How can I tell if my hearing is worsening?
If you’re concerned about the quality of your hearing and how bad your ears are becoming, there are free “hearing test” applications on iPhone and Android that can help you test it.
You can simply download these apps to get a general idea of where you stand before you decide whether or not to visit an audiologist.
UHear is a screening tool which allows you to test your hearing to determine if it is within the normal range, or if you have a potential hearing loss. And it takes just 5 minutes.
Mimi Test gives you answers to questions like How well do I hear? Which of my ears hears better? And how does my hearing compare to that of others in my age group?

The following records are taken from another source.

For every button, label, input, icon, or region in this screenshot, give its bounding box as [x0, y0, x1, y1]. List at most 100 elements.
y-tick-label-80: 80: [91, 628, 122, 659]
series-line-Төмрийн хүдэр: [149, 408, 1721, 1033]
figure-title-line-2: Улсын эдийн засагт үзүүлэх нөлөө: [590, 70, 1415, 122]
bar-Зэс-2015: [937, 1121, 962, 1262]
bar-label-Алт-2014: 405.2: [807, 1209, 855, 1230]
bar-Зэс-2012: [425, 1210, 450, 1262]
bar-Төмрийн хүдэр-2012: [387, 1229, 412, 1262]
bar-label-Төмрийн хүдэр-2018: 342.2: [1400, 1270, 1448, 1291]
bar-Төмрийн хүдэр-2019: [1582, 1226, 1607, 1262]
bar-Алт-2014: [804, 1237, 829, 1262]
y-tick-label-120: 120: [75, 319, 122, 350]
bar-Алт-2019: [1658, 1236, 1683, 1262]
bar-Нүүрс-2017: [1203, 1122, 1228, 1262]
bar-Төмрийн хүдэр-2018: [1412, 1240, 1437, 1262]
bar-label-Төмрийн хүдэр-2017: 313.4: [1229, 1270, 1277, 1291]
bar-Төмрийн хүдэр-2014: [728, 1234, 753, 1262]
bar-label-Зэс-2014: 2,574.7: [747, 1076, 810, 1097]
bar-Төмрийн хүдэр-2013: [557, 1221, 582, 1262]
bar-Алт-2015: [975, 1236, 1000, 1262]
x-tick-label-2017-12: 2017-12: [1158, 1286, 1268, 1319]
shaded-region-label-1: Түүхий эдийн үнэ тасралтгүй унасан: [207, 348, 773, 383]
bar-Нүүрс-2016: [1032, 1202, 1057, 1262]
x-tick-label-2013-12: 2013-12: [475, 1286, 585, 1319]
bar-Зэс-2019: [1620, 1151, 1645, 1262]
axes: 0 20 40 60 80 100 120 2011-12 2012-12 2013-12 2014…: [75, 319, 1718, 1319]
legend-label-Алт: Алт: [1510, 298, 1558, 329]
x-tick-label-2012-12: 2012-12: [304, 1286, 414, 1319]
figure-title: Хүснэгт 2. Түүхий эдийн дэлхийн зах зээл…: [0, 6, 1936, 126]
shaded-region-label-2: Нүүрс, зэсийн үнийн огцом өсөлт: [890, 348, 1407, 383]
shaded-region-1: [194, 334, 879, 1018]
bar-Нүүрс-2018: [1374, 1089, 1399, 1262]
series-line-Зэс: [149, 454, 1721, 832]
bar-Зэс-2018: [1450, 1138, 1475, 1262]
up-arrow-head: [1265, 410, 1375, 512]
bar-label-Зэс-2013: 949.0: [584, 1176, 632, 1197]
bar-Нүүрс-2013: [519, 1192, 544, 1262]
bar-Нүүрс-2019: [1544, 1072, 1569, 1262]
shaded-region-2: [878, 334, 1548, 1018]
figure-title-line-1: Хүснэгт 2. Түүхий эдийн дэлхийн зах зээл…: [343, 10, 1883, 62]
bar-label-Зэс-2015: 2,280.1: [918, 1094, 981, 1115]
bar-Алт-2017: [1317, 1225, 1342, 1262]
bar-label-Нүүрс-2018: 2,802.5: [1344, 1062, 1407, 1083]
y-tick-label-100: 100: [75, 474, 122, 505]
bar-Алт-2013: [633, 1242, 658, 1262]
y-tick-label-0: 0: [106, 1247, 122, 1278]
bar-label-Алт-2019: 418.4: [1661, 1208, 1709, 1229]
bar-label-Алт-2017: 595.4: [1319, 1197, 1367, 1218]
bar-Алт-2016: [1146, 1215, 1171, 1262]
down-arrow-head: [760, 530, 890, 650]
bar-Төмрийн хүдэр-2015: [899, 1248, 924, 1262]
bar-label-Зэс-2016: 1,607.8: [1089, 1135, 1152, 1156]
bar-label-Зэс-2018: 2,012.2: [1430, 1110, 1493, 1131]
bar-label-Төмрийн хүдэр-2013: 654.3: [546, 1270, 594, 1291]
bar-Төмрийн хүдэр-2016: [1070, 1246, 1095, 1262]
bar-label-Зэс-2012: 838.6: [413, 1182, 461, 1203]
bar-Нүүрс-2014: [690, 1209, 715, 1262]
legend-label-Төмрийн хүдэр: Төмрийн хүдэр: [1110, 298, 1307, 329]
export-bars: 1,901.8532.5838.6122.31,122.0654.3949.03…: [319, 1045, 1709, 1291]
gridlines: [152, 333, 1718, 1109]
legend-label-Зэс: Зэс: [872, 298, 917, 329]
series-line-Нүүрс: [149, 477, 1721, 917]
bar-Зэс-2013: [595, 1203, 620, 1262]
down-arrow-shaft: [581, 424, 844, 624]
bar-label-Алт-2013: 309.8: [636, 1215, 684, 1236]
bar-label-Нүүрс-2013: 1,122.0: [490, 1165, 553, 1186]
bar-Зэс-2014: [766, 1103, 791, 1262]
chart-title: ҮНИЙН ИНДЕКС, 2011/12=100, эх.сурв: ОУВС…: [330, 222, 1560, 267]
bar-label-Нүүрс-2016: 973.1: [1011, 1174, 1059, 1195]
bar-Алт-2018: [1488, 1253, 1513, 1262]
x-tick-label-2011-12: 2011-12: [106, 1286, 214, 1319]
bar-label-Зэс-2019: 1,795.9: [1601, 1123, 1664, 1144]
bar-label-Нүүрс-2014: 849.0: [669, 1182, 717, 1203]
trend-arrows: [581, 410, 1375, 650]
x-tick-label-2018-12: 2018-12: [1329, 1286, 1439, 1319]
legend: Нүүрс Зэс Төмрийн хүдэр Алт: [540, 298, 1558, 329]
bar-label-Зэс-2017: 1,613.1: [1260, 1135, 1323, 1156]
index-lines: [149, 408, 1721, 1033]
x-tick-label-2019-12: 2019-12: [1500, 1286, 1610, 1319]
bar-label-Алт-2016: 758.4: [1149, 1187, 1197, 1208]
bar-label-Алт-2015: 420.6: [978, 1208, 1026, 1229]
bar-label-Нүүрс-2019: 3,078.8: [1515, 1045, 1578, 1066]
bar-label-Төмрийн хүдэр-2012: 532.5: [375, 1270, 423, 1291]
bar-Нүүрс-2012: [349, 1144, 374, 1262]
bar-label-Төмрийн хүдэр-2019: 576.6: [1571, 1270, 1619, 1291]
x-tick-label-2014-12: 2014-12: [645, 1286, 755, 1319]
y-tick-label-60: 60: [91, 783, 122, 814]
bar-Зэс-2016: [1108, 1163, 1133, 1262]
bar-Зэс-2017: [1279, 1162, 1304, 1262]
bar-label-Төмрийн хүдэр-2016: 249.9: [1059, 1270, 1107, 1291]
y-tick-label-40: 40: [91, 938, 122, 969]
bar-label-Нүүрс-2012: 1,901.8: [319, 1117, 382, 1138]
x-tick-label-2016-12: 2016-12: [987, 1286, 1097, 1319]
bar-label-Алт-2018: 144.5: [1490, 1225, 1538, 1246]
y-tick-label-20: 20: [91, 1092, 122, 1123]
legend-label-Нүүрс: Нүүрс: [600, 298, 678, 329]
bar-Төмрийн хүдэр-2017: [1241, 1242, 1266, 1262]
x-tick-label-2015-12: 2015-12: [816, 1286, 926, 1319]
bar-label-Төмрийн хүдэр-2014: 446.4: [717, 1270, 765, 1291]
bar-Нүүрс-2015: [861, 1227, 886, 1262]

Hearing Test has the display of a pure-tone audiometry test, the basic hearing examination which determines one’s degree of hearing loss in relation to sound frequency. The test determines the quietest sound that you are able to hear, thus determining your hearing threshold.
If you are looking for ways to have as much noise free environment for your work life as possible, you can also get yourself a noise cancelling app. One such app called Krisp removes background noise while you’re in a remote conference. It removes noise on both ends, which means you don’t hear noise from other participants and they don’t hear any noise from you. You can pair this up with any safe headphones or microphones and speakers of your choice.
If you would like to repeat Hartman’s experiment or you simply want to do something similar to it, I’d suggest you test your hearing before and after the experiment with some of the apps we listed above to see if wearing noise cancelling every day is helpful or harmful to your ears.